SEOUL, Sept. 16 (Yonhap) — South Korean stocks ended their four-session winning streak on Wednesday, as investors rushed to reap profits from the recent stock rally. The Korean won rose against the U.S. dollar.

After choppy trading, the benchmark Korea Composite Stock Price Index (KOSPI) fell 7.66 points, or 0.31 percent, to close at 2,435.92.

Trading volume was moderate at about 755 million shares worth some 11.6 trillion won (US$9.9 billion), with losers outnumbering gainers 543 to 308.

Institutions dumped a net 328 billion won, while foreigners bought a net 175 billion won.

Investors attempted to cash in recent gains after the index shot up to the highest since June 2018 the previous day.

Expectations about positive comments from the U.S. Federal Open Market Committee (FOMC), with its meeting set to conclude Thursday (Korea time), limited a further fall.
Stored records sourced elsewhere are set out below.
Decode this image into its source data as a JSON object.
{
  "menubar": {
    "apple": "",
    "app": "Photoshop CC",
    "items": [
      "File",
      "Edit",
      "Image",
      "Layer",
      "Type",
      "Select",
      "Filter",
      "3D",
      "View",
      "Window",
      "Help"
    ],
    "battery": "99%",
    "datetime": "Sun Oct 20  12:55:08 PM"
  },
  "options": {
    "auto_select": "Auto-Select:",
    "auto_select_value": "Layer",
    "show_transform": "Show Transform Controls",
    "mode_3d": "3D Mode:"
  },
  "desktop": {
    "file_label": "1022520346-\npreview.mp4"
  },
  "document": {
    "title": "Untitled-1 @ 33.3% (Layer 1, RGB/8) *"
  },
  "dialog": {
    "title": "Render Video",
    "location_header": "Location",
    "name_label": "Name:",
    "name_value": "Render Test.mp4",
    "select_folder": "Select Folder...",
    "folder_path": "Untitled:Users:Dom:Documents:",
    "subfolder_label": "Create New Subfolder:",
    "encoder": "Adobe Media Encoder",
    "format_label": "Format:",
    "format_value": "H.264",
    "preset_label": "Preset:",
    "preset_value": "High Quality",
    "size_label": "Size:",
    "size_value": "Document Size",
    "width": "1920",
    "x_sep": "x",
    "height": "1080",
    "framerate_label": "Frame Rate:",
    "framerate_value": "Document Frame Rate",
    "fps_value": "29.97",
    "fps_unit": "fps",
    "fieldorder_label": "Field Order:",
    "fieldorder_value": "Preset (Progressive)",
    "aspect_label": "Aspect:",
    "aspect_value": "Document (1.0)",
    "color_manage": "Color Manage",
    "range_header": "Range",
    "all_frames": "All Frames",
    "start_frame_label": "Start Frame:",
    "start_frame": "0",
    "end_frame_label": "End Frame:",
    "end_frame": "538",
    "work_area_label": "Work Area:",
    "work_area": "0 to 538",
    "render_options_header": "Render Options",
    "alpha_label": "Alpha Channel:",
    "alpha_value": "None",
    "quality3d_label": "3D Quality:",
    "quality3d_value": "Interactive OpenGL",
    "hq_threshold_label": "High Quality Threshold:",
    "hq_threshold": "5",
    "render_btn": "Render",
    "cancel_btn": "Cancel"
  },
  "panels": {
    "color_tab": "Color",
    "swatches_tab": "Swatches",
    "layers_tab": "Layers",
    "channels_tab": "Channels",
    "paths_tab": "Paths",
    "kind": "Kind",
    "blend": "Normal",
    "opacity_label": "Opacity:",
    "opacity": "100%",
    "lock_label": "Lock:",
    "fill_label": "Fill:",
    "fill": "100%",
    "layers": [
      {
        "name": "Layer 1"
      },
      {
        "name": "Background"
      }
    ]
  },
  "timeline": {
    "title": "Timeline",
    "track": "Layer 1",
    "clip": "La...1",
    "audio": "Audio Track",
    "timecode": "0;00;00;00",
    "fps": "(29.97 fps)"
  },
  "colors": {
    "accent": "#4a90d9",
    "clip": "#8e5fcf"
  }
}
In its last meeting, the FOMC revealed a shift of mid- and long-term policy in its inflation target.

Market consensus is that the FOMC is likely to unveil more detailed easing plans, such as stronger forward guidance and asset-buying plans, to buoy the pandemic-hit market.

In Seoul, large caps closed lower.

Market bellwether Samsung Electronics closed flat at 61,000 won, with No. 2 chipmaker SK hynix shedding 0.49 percent to 81,500 won.

Internet portal giant Naver retreated 1.6 percent to 307,000 won, with its rival Kakao down 1.05 percent to 377,000 won.

Leading chemical maker LG Chem plunged 5.37 percent to 687,000 won, and rechargeable battery maker Samsung SDI retreated 0.66 percent to 449,500 won.

Top pharmaceutical firm Samsung Biologics added 0.39 percent to 776,000 won, and Celltrion gained 0.34 percent to 297,000 won.

Hyundai Motor, the country’s largest automaker, advanced 2.51 percent to 183,500 won, while top steelmaker POSCO slipped 0.26 percent to 189,000 won.

The local currency closed at 1,176.1 won against the U.S. dollar, up 2.9 won from the previous session’s close.

Bond prices, which move inversely to yields, closed mixed. The yield on three-year Treasurys added 0.3 basis point to 0.91 percent, and the return on the benchmark five-year government bond slipped 1 basis point to 1.188 percent.